The purpose of this recommended practice is to inform industry of considerations in the selection and performance criteria of interim petroleum-based coatings. Quality control criteria are listed to enable the manufacturer and user to select appropriate test procedures to maintain prescribed standards. Interim petroleum-based coatings, formulated specifically for temporary corrosion prevention, have been used for more than 50 years to prevent a wide variety of corrosion problems. The type of coating selected depends on performance requirements; traditionally, that the coating can: (1) be easily applied, (2) provide corrosion prevention for the exposure and handling parameters outlined, and (3) be removed more readily than conventional coatings.

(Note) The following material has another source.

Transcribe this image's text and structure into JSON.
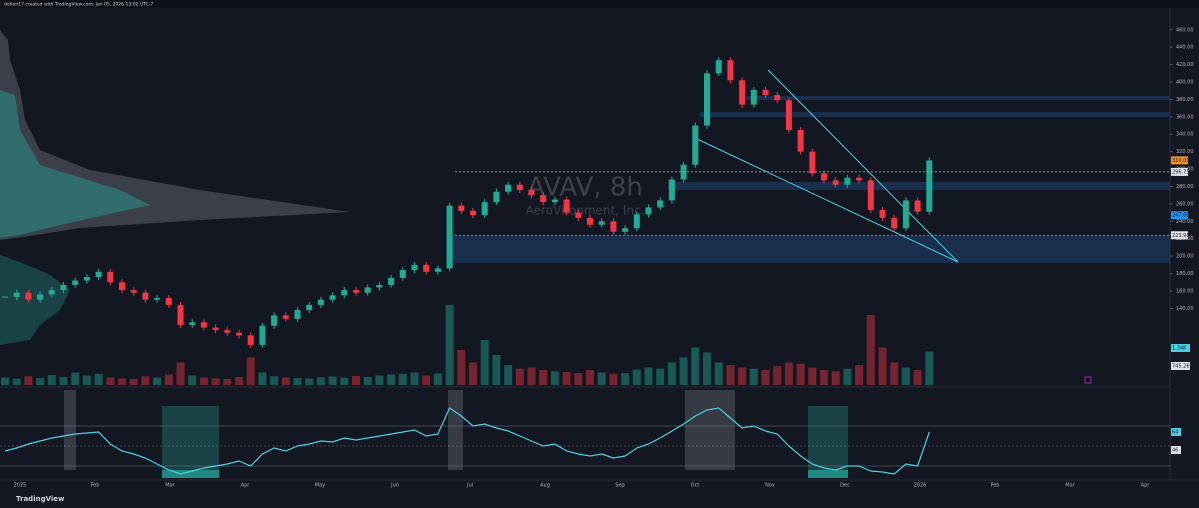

Interim petroleum-based coatings are used throughout the world to protect ferrous and nonferrous parts, assemblies, components, etc., for a few days up to even a year or more. Because they are designed for temporary use, interim petroleum-based coatings can be used to protect metal between manufacturing processes and/or during storage and shipping, and then are normally removed prior to final painting, plating, fabrication, or construction. They are widely used on finished machine tools, boilers, turbines, diesel engines, transportation equipment, earth moving equipment, and other machinery during shipment and storage.
This NACE standard recommended practice was prepared by NACE Task Group T-6H-42, a component of Unit Committee T-6H on Coating Materials for Atmospheric Service, and is issued by NACE under the auspices of Group Committee T-6 on Protective Coatings and Linings.